Was kostet Barrierefreiheit?

Von Christoph Etzlstorfer   29. April 2013 00:04 Uhr

Funktion an erste Stelle stellen

Sie erinnern sich vielleicht an meine Kolumne vor einem Monat, die eine nicht ganz ernst gemeinte Anleitung zur Rollstuhlsicherheit, also zur Sicherheit vor Rollstuhlfahrern gab. Wie üblich bei Diskussionen über Barrierefreiheit wurde sehr schnell das Kostenargument angeführt.

Die Maßnahmen zur Rollstuhlsicherheit sind meist recht günstig. Den Schnee auf den Rollstuhlparkplätzen zu deponieren kostet genauso wenig, wie den Staubsauger und den Putzwagen in der Rollstuhltoilette abzustellen. Und die Kosten für eine zusätzliche Stufe beim an sich barrierefreien Eingang wie bei dem schon einmal erwähnten Postamt in Linz waren offenbar auch nicht zu hoch.

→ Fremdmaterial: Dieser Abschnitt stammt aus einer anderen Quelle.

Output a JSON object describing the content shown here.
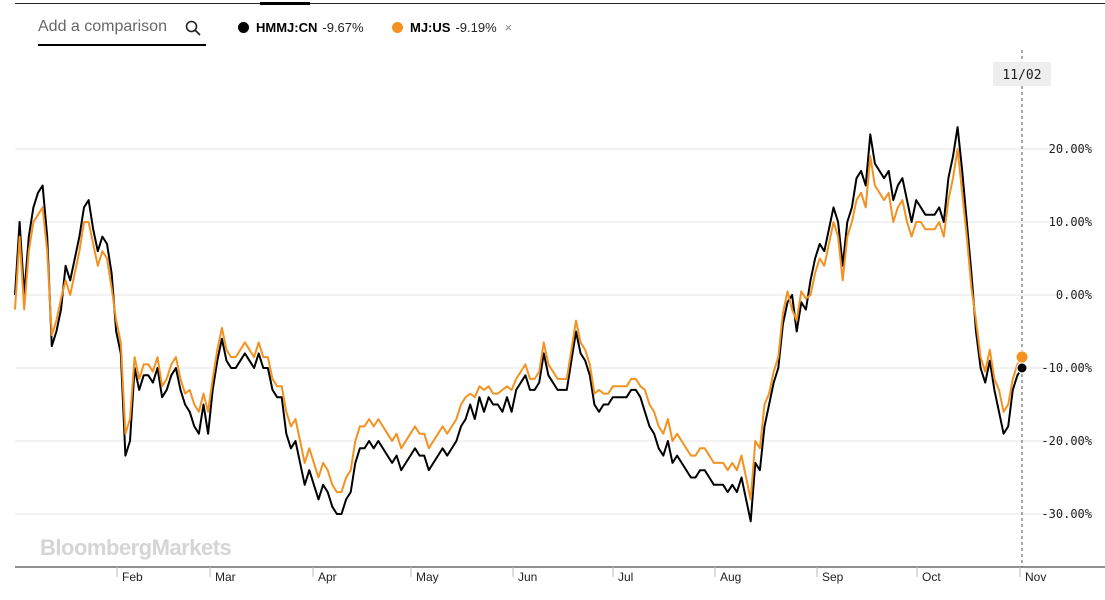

Sehen wir uns einmal die Kosten für Barrierefreiheit genauer an. Was passiert, wenn man ein Haus baut und vergisst, die Eingangstüren einzuplanen? Ein Haus ohne Eingangstür ist nur schwer benutzbar, also muss man mit hohem finanziellen Aufwand die Löcher für die Türen aufbrechen und die Türen einbauen. Oft entsteht der Eindruck, dass so bei der Planung der Barrierefreiheit vorgegangen wird. Man vergisst in der Planung einfach darauf und muss nachträglich korrigieren. Das wird natürlich teurer. Würde dieser Aspekt von Anfang an in die Planung einfließen, so gäbe es zwar Kosten, aber die wären geringer.

Allerdings stellt sich die Frage, warum gerade bei Barrierefreiheit immer das Kostenargument strapaziert wird. Wie oft werden aufwändige Fassaden geplant, die viel mehr kosten als eine ganz normale glatte? Vielleicht, weil sich damit eine Architekturpreis gewinnen lässt, nicht aber mit einem stufenlosen Eingang? Wie oft werden Glasplatten mit Sonderabmessungen verbaut, die nach einem Bruch für den Betreiber des Gebäudes (im konkreten Fall eine Schule) mit hohen Kosten verbunden sind?

Einen Typ von Gebäuden gibt es, bei dem Barrierefreiheit schon seit Jahrzehnten nicht mehr diskutiert wird. Nein, ich meine nicht Krankenhäuser und Rehabilitationszentren, sondern Supermärkte. Können Sie sich einen Supermarkt mit einer Stufe beim Eingang vorstellen? Jeder Kunde muss seinen Einkaufswagen über die Stufe heben?

Hier steht also ganz eindeutig die Funktion an erster Stelle, die ansprechende architektonische Gestaltung folgt an zweiter Stelle. Und die kommt offenbar sehr gut ohne Stufen aus, die bei allen anderen Gebäuden beim Eingang unbedingt notwendig scheinen. Allerdings passt dies in einen generellen Trend.

Man hat bei vielen Produkten (Gebäude, Autos, Handys) das Gefühl, der Hersteller wollte vor allem zeigen, was er alles kann und was technisch möglich ist.

Ob der Kunde damit tatsächlich besser bedient ist, wird dabei vernachlässigt.

Dr. Christoph Etzlstorfer ist Rollstuhlfahrer und ehemaliger Sportler des Jahres in Oberösterreich.